In plaats van hijgerig het verzuurde rechtspopulistische electoraat achteraan te lopen, zou de N-VA beter haar eigen beginselverklaring nog eens opnieuw lezen:
“In een ‘globale’ wereld die steeds complexer en drukker wordt en waarin steeds meer zekerheden sneuvelen, wenst de Nieuw-Vlaamse Alliantie elke Vlaming een warm nest te bieden. Daarom ijvert de NVA voor een echte en hechte samenleving, een gemeenschap van vrije Vlamingen die verantwoordelijkheid opnemen voor het geheel: vrij en verantwoordelijk. Overal, van wijk tot wereld, werken we aan een nieuw burgerschap in samenhorigheid. Sleutels daartoe zijn respect voor de persoonlijke integriteit en vrijheid enerzijds, verantwoordelijkheid en gemeenschapszin anderzijds.” p>
Indien men blijft voortgaan op het rechts-populistische pad, dringt zich inderdaad een fusie van N-VA en Vlaams Belang tot een Forza Flandria op. Het zou alvast het voordeel van de duidelijkheid opleveren. Wel zou het jammer zijn dat de volledige Vlaamsnationale politieke vertegenwoordiging voor de zoveelste keer voor exclusie zou kiezen uit electoraal opportunisme op korte termijn, in plaats van in te zetten op een inclusief Vlaanderen uit maatschappelijk verantwoordelijkheidszin op lange termijn. In plaats van een Forza Flandria gestoeld op wantrouwen ten opzichte van de ander en onzekerheid over de eigen culturele sterkte, is de toekomst hopelijk een Forza Fiandre: een sterk Vlaanderen door samenhorigheid, vrijheid en verantwoordelijk, en gemeenschapszin voor en door iedereen. Deze laatste keuze is niet voor verzuurde klagers en doemdenkers, wel voor doorzetters die niet opgeven bij de minste weerstand of mislukking.

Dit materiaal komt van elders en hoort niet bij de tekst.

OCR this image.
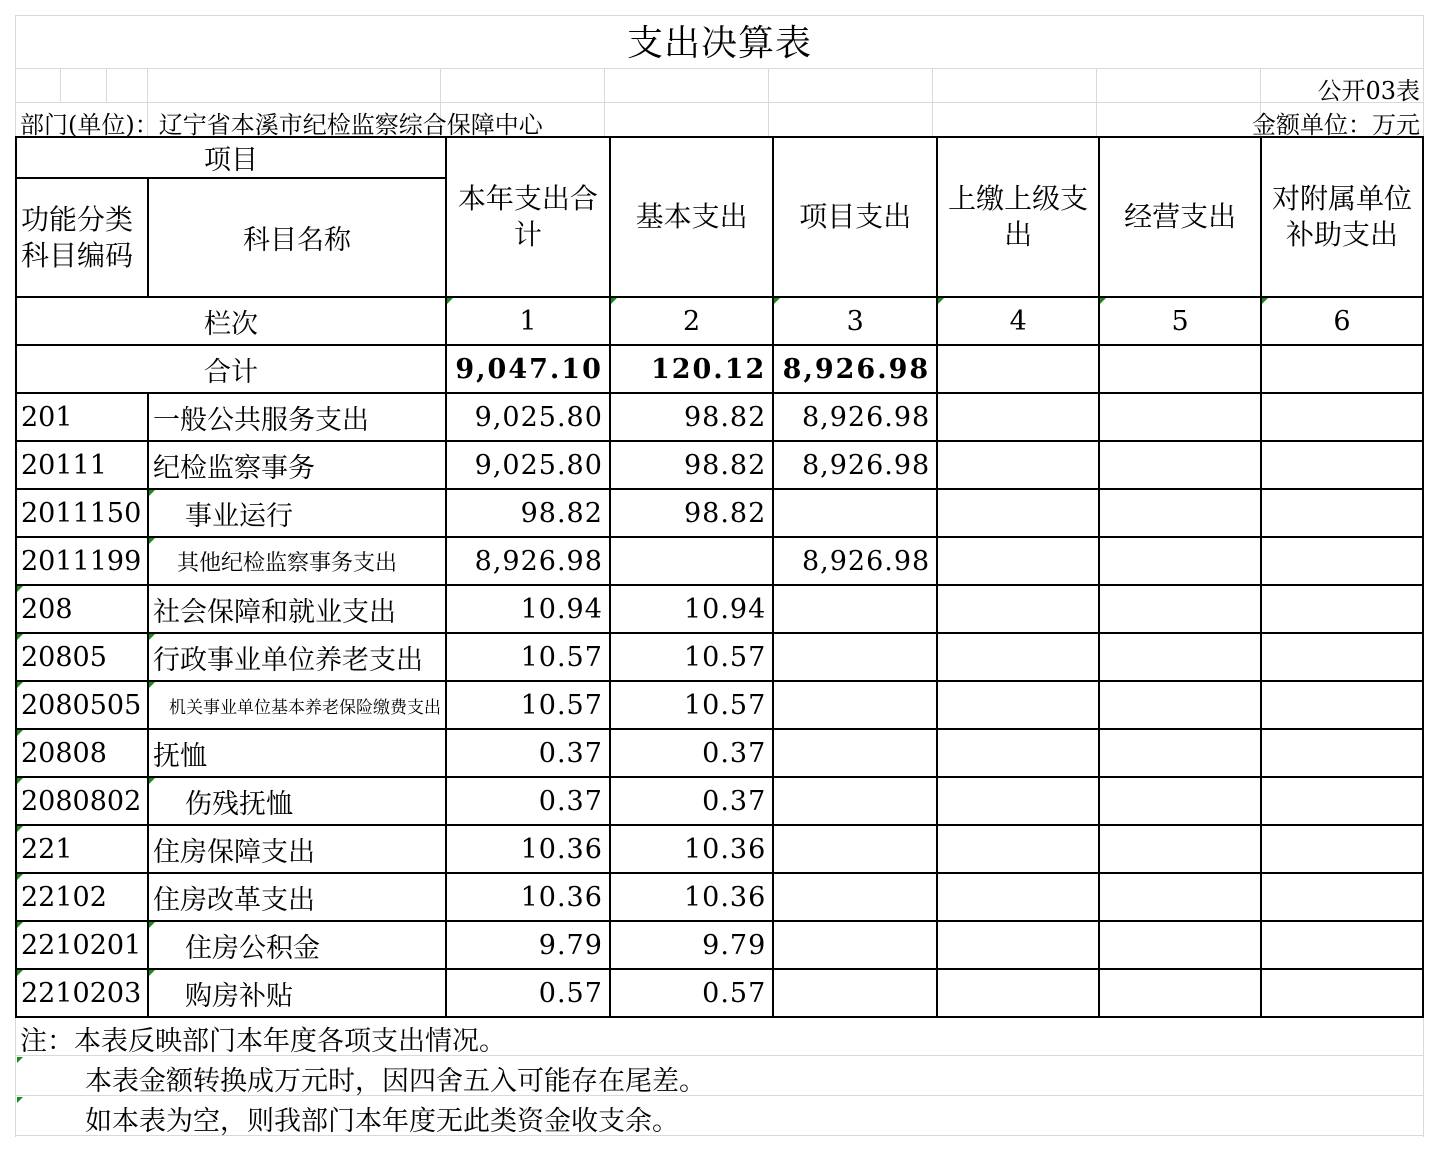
支出决算表
公开03表
部门(单位)：辽宁省本溪市纪检监察综合保障中心	金额单位：万元
项目		本年支出合计	基本支出	项目支出	上缴上级支出	经营支出	对附属单位补助支出
功能分类科目编码	科目名称						
栏次		1	2	3	4	5	6

合计		9,047.10	120.12	8,926.98			
201	一般公共服务支出	9,025.80	98.82	8,926.98			
20111	纪检监察事务	9,025.80	98.82	8,926.98			
2011150	事业运行	98.82	98.82				
2011199	其他纪检监察事务支出	8,926.98		8,926.98			
208	社会保障和就业支出	10.94	10.94				
20805	行政事业单位养老支出	10.57	10.57				
2080505	机关事业单位基本养老保险缴费支出	10.57	10.57				
20808	抚恤	0.37	0.37				
2080802	伤残抚恤	0.37	0.37				
221	住房保障支出	10.36	10.36				
22102	住房改革支出	10.36	10.36				
2210201	住房公积金	9.79	9.79				
2210203	购房补贴	0.57	0.57				
注：本表反映部门本年度各项支出情况。
本表金额转换成万元时，因四舍五入可能存在尾差。
如本表为空，则我部门本年度无此类资金收支余。
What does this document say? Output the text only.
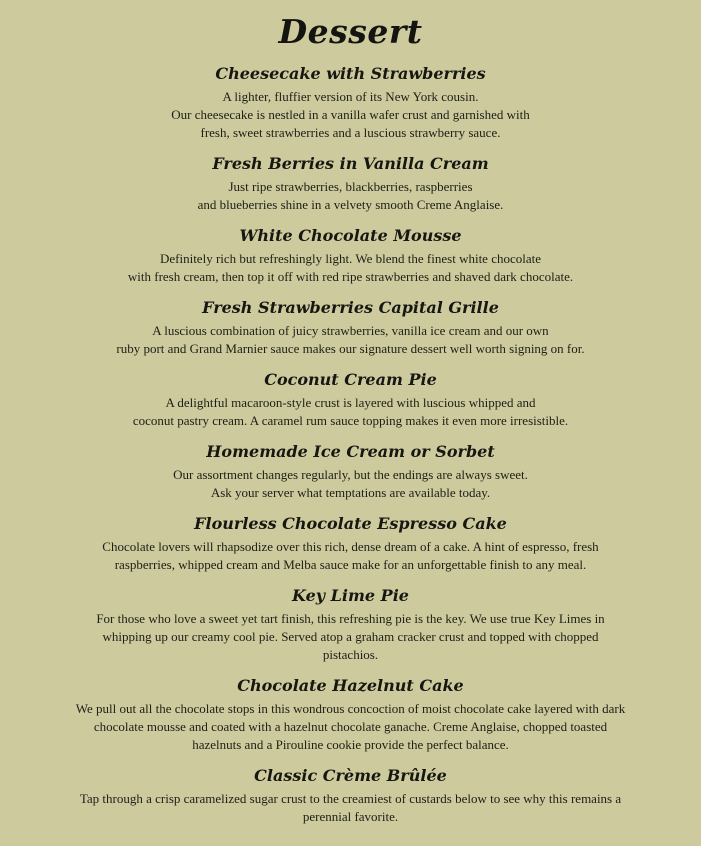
Dessert
Cheesecake with Strawberries

A lighter, fluffier version of its New York cousin.
Our cheesecake is nestled in a vanilla wafer crust and garnished with
fresh, sweet strawberries and a luscious strawberry sauce.

Fresh Berries in Vanilla Cream

Just ripe strawberries, blackberries, raspberries
and blueberries shine in a velvety smooth Creme Anglaise.

White Chocolate Mousse

Definitely rich but refreshingly light. We blend the finest white chocolate
with fresh cream, then top it off with red ripe strawberries and shaved dark chocolate.

Fresh Strawberries Capital Grille

A luscious combination of juicy strawberries, vanilla ice cream and our own
ruby port and Grand Marnier sauce makes our signature dessert well worth signing on for.

Coconut Cream Pie

A delightful macaroon-style crust is layered with luscious whipped and
coconut pastry cream. A caramel rum sauce topping makes it even more irresistible.

Homemade Ice Cream or Sorbet

Our assortment changes regularly, but the endings are always sweet.
Ask your server what temptations are available today.

Flourless Chocolate Espresso Cake

Chocolate lovers will rhapsodize over this rich, dense dream of a cake. A hint of espresso, fresh
raspberries, whipped cream and Melba sauce make for an unforgettable finish to any meal.

Key Lime Pie

For those who love a sweet yet tart finish, this refreshing pie is the key. We use true Key Limes in
whipping up our creamy cool pie. Served atop a graham cracker crust and topped with chopped
pistachios.

Chocolate Hazelnut Cake

We pull out all the chocolate stops in this wondrous concoction of moist chocolate cake layered with dark
chocolate mousse and coated with a hazelnut chocolate ganache. Creme Anglaise, chopped toasted
hazelnuts and a Pirouline cookie provide the perfect balance.

Classic Crème Brûlée

Tap through a crisp caramelized sugar crust to the creamiest of custards below to see why this remains a
perennial favorite.
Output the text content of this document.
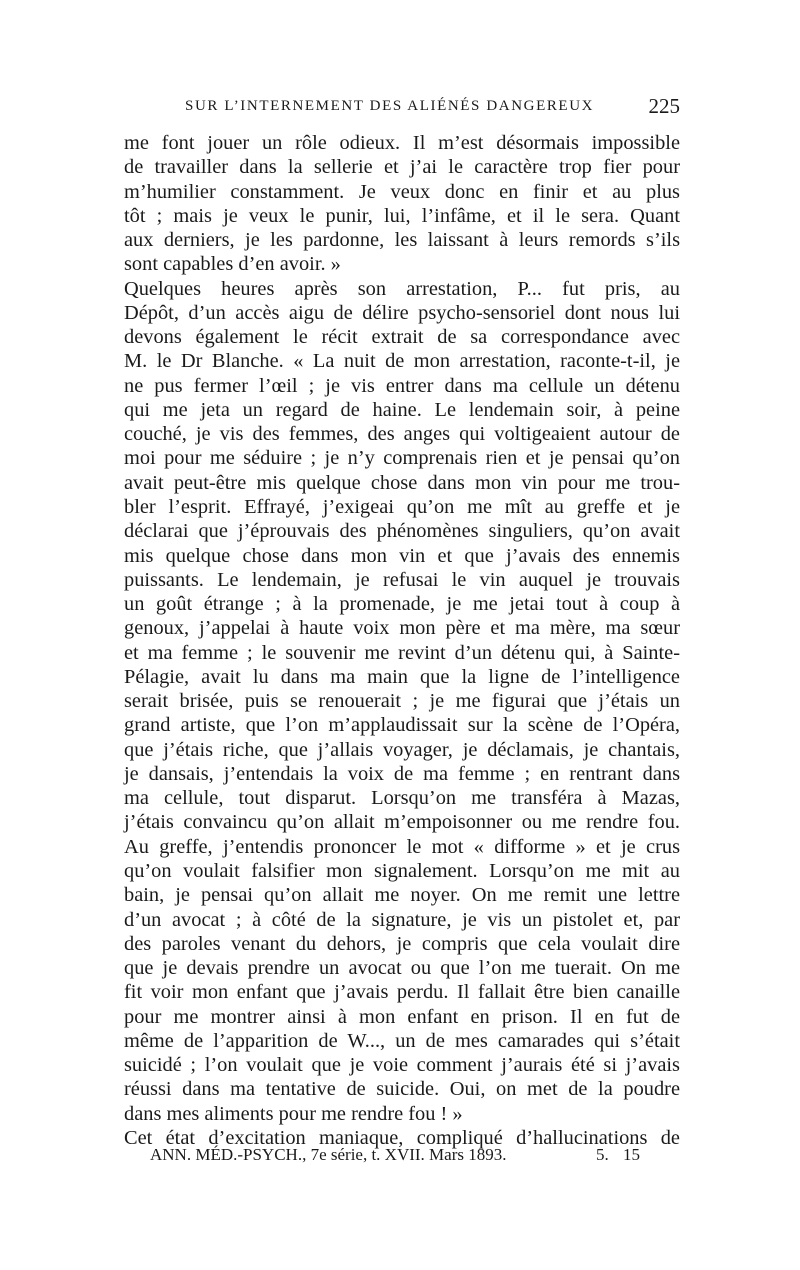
SUR L’INTERNEMENT DES ALIÉNÉS DANGEREUX	225
me font jouer un rôle odieux. Il m’est désormais impossible
de travailler dans la sellerie et j’ai le caractère trop fier pour
m’humilier constamment. Je veux donc en finir et au plus
tôt ; mais je veux le punir, lui, l’infâme, et il le sera. Quant
aux derniers, je les pardonne, les laissant à leurs remords s’ils
sont capables d’en avoir. »
Quelques heures après son arrestation, P... fut pris, au
Dépôt, d’un accès aigu de délire psycho-sensoriel dont nous lui
devons également le récit extrait de sa correspondance avec
M. le Dr Blanche. « La nuit de mon arrestation, raconte-t-il, je
ne pus fermer l’œil ; je vis entrer dans ma cellule un détenu
qui me jeta un regard de haine. Le lendemain soir, à peine
couché, je vis des femmes, des anges qui voltigeaient autour de
moi pour me séduire ; je n’y comprenais rien et je pensai qu’on
avait peut-être mis quelque chose dans mon vin pour me trou-
bler l’esprit. Effrayé, j’exigeai qu’on me mît au greffe et je
déclarai que j’éprouvais des phénomènes singuliers, qu’on avait
mis quelque chose dans mon vin et que j’avais des ennemis
puissants. Le lendemain, je refusai le vin auquel je trouvais
un goût étrange ; à la promenade, je me jetai tout à coup à
genoux, j’appelai à haute voix mon père et ma mère, ma sœur
et ma femme ; le souvenir me revint d’un détenu qui, à Sainte-
Pélagie, avait lu dans ma main que la ligne de l’intelligence
serait brisée, puis se renouerait ; je me figurai que j’étais un
grand artiste, que l’on m’applaudissait sur la scène de l’Opéra,
que j’étais riche, que j’allais voyager, je déclamais, je chantais,
je dansais, j’entendais la voix de ma femme ; en rentrant dans
ma cellule, tout disparut. Lorsqu’on me transféra à Mazas,
j’étais convaincu qu’on allait m’empoisonner ou me rendre fou.
Au greffe, j’entendis prononcer le mot « difforme » et je crus
qu’on voulait falsifier mon signalement. Lorsqu’on me mit au
bain, je pensai qu’on allait me noyer. On me remit une lettre
d’un avocat ; à côté de la signature, je vis un pistolet et, par
des paroles venant du dehors, je compris que cela voulait dire
que je devais prendre un avocat ou que l’on me tuerait. On me
fit voir mon enfant que j’avais perdu. Il fallait être bien canaille
pour me montrer ainsi à mon enfant en prison. Il en fut de
même de l’apparition de W..., un de mes camarades qui s’était
suicidé ; l’on voulait que je voie comment j’aurais été si j’avais
réussi dans ma tentative de suicide. Oui, on met de la poudre
dans mes aliments pour me rendre fou ! »
Cet état d’excitation maniaque, compliqué d’hallucinations de
ANN. MÉD.-PSYCH., 7e série, t. XVII. Mars 1893.	5. 15
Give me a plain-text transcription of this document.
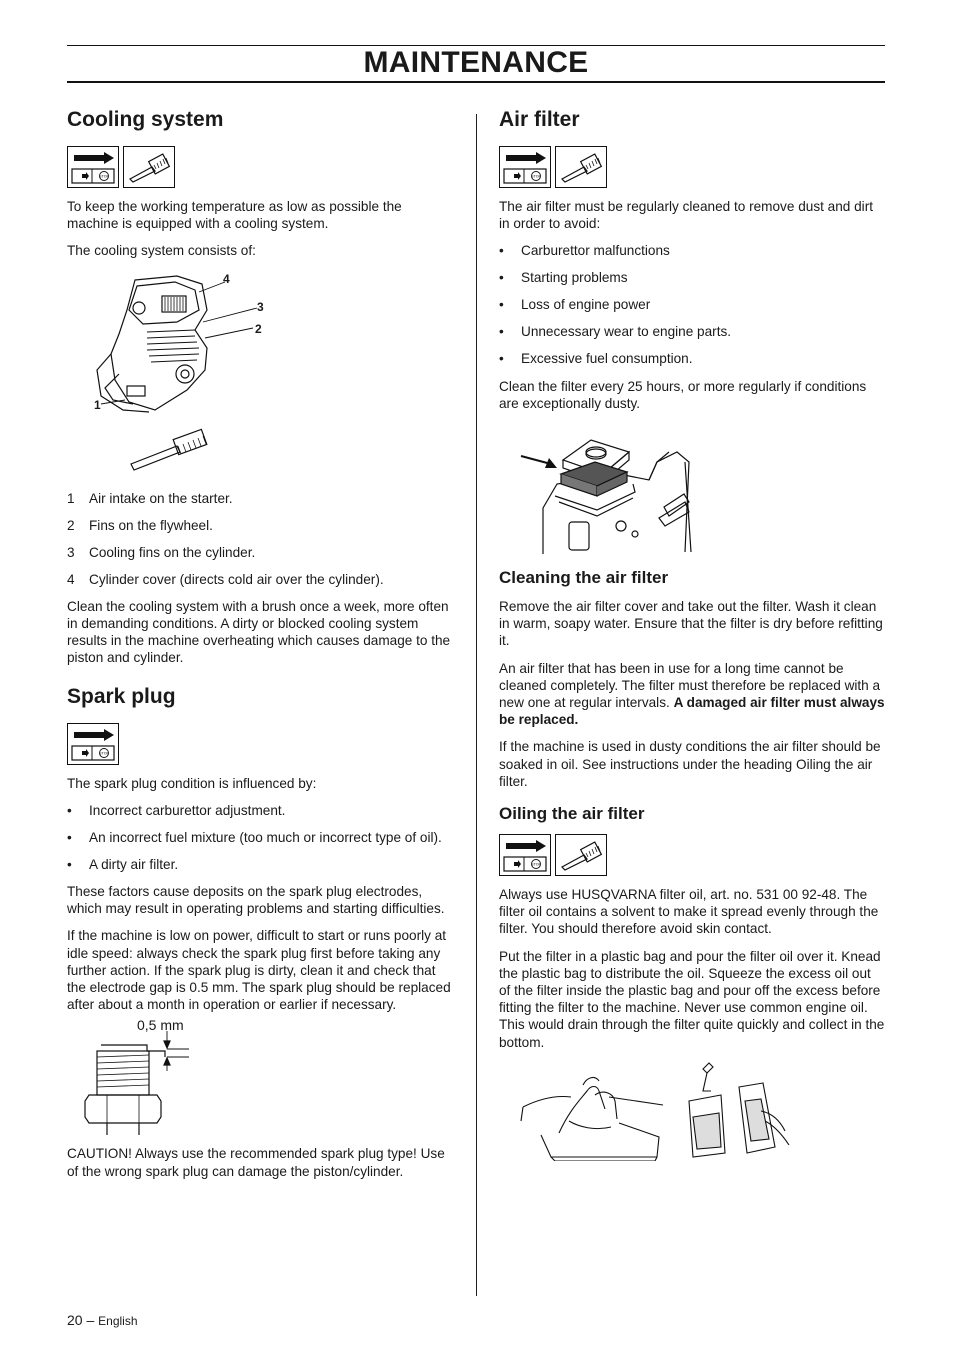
MAINTENANCE
Cooling system
STOP

To keep the working temperature as low as possible the machine is equipped with a cooling system.

The cooling system consists of:

4
3
2
1
1	Air intake on the starter.
2	Fins on the flywheel.
3	Cooling fins on the cylinder.
4	Cylinder cover (directs cold air over the cylinder).

Clean the cooling system with a brush once a week, more often in demanding conditions. A dirty or blocked cooling system results in the machine overheating which causes damage to the piston and cylinder.

Spark plug
STOP

The spark plug condition is influenced by:

•	Incorrect carburettor adjustment.
•	An incorrect fuel mixture (too much or incorrect type of oil).
•	A dirty air filter.

These factors cause deposits on the spark plug electrodes, which may result in operating problems and starting difficulties.

If the machine is low on power, difficult to start or runs poorly at idle speed: always check the spark plug first before taking any further action. If the spark plug is dirty, clean it and check that the electrode gap is 0.5 mm. The spark plug should be replaced after about a month in operation or earlier if necessary.

0,5 mm

CAUTION! Always use the recommended spark plug type! Use of the wrong spark plug can damage the piston/cylinder.

Air filter
STOP

The air filter must be regularly cleaned to remove dust and dirt in order to avoid:

•	Carburettor malfunctions
•	Starting problems
•	Loss of engine power
•	Unnecessary wear to engine parts.
•	Excessive fuel consumption.

Clean the filter every 25 hours, or more regularly if conditions are exceptionally dusty.

Cleaning the air filter

Remove the air filter cover and take out the filter. Wash it clean in warm, soapy water. Ensure that the filter is dry before refitting it.

An air filter that has been in use for a long time cannot be cleaned completely. The filter must therefore be replaced with a new one at regular intervals. A damaged air filter must always be replaced.

If the machine is used in dusty conditions the air filter should be soaked in oil. See instructions under the heading Oiling the air filter.

Oiling the air filter
STOP

Always use HUSQVARNA filter oil, art. no. 531 00 92-48. The filter oil contains a solvent to make it spread evenly through the filter. You should therefore avoid skin contact.

Put the filter in a plastic bag and pour the filter oil over it. Knead the plastic bag to distribute the oil. Squeeze the excess oil out of the filter inside the plastic bag and pour off the excess before fitting the filter to the machine. Never use common engine oil. This would drain through the filter quite quickly and collect in the bottom.

20 – English
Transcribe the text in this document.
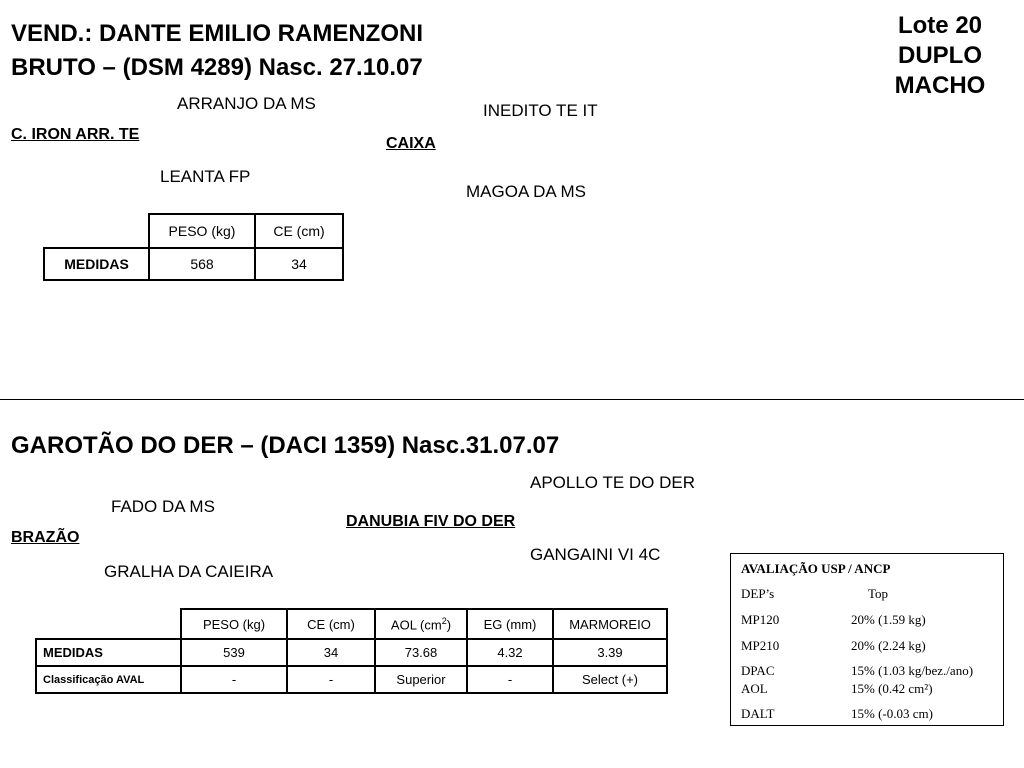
VEND.: DANTE EMILIO RAMENZONI
BRUTO – (DSM 4289) Nasc. 27.10.07
Lote 20
DUPLO
MACHO
ARRANJO DA MS
C. IRON ARR. TE
LEANTA FP
INEDITO TE IT
CAIXA
MAGOA DA MS
	PESO (kg)	CE (cm)
MEDIDAS	568	34
GAROTÃO DO DER – (DACI 1359) Nasc.31.07.07
FADO DA MS
BRAZÃO
GRALHA DA CAIEIRA
APOLLO TE DO DER
DANUBIA FIV DO DER
GANGAINI VI 4C
	PESO (kg)	CE (cm)	AOL $(cm^2)$	EG (mm)	MARMOREIO
MEDIDAS	539	34	73.68	4.32	3.39
Classificação AVAL	-	-	Superior	-	Select (+)
AVALIAÇÃO USP / ANCP
DEP’s	Top
MP120	20% (1.59 kg)
MP210	20% (2.24 kg)
DPAC	15% (1.03 kg/bez./ano)
AOL	15% (0.42 cm²)
DALT	15% (-0.03 cm)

Philip Roose (1979) studeerde geschiedenis in Leuven en Granada en marketing en management in Parma. Hij woont in Catania (Sicilië) en werkt sinds 15 jaar als export manager in de wijnsector. Op 1 september 2001 was hij een van de drie Vujo-leden die voor Vlaamsnationaal stemde op de laatste algemene vergadering. Op 13 oktober 2001 was hij een van de driehonderd oud-VU’ers die in de Schelp van het Vlaams Parlement een naam kozen voor hun nieuwe partij – Nieuw-Vlaamse Alliantie (N-VA) – en daar ook het manifest en de beginselverklaring voorstelden. Eind 2001 was hij een van de oprichters en tevens voorzitter van de jongerenafdeling van de N-VA aan de KU Leuven. Sinds 2018 is hij geen lid meer van de partij. Hij publiceert over Italiaanse en Belgische politiek op Doorbraak.be. Samen met Joost Houtman schreef hij het boek ‘Bella Figura: Waarom de Italianen zo Italiaans zijn?’ (Uitgeverij Vrijdag).